Carlton Mackey the Assistant Director, Community Dialogue and Engagement at the High Museum of Art. In this newly created role at the High, Mackey will use complex visual culture to strengthen self-awareness, frame productive public discussion, and engender institutional empathy regarding the fundamental issues defining contemporary society.
Mackey is also the Co-Creator/Co-Director of the Emory University Arts and Social Justice Fellowship Program. The Arts and Social Justice Fellows program brings leading Atlanta artists into Emory classrooms to help students translate their learning into creative expressions of activism in the name of racial and social justice.
Formerly Mackey served as the creator and director of the Ethics & the Arts Program at the Emory University Center for Ethics and a Lecturer in Emory’s Department of Film and Media.

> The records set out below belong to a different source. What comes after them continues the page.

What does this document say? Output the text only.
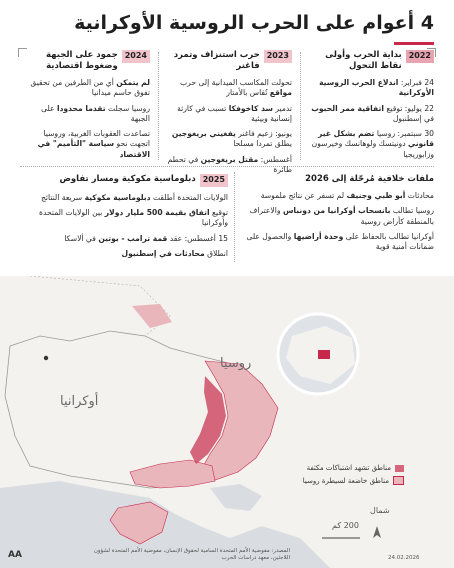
4 أعوام على الحرب الروسية الأوكرانية
2022
بداية الحرب وأولى نقاط التحول
24 فبراير: اندلاع الحرب الروسية الأوكرانية
22 يوليو: توقيع اتفاقية ممر الحبوب في إسطنبول
30 سبتمبر: روسيا تضم بشكل غير قانوني دونيتسك ولوهانسك وخيرسون وزابوريجيا
2023
حرب استنزاف وتمرد فاغنر
تحولت المكاسب الميدانية إلى حرب مواقع تُقاس بالأمتار
تدمير سد كاخوفكا تسبب في كارثة إنسانية وبيئية
يونيو: زعيم فاغنر يفغيني بريغوجين يطلق تمردا مسلحا
أغسطس: مقتل بريغوجين في تحطم طائرة
2024
جمود على الجبهة وضغوط اقتصادية
لم يتمكن أي من الطرفين من تحقيق تفوق حاسم ميدانيا
روسيا سجلت تقدما محدودا على الجبهة
تصاعدت العقوبات الغربية، وروسيا اتجهت نحو سياسة "التأميم" في الاقتصاد
ملفات خلافية مُرحّلة إلى 2026
محادثات أبو ظبي وجنيف لم تسفر عن نتائج ملموسة
روسيا تطالب بانسحاب أوكرانيا من دونباس والاعتراف بالمنطقة كأراض روسية
أوكرانيا تطالب بالحفاظ على وحدة أراضيها والحصول على ضمانات أمنية قوية
2025
دبلوماسية مكوكية ومسار تفاوض
الولايات المتحدة أطلقت دبلوماسية مكوكية سريعة النتائج
توقيع اتفاق بقيمة 500 مليار دولار بين الولايات المتحدة وأوكرانيا
15 أغسطس: عقد قمة ترامب - بوتين في ألاسكا
انطلاق محادثات في إسطنبول
روسيا
أوكرانيا
شمال
200 كم
مناطق تشهد اشتباكات مكثفة
مناطق خاضعة لسيطرة روسيا
المصدر: مفوضية الأمم المتحدة السامية لحقوق الإنسان، مفوضية الأمم المتحدة لشؤون اللاجئين، معهد دراسات الحرب	24.02.2026
AA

Mackey is the creator of BLACK MEN SMILE®, a viral social media platform and empowerment movement for Black men to “celebrate the way we see ourselves”.
As a community advocate, Carlton serves on the Atlanta Board of Education Ethics Commission and on the Advisory Board of Foreverfamily, an Atlanta non-profit surrounding youth with one or more incarcerated parent with the love of family and providing regular visitation.
Mackey’s work blends his unique combination of social consciousness, creativity, scholarship, and social connection to create powerful impressions that invite new discovery and personal transformation.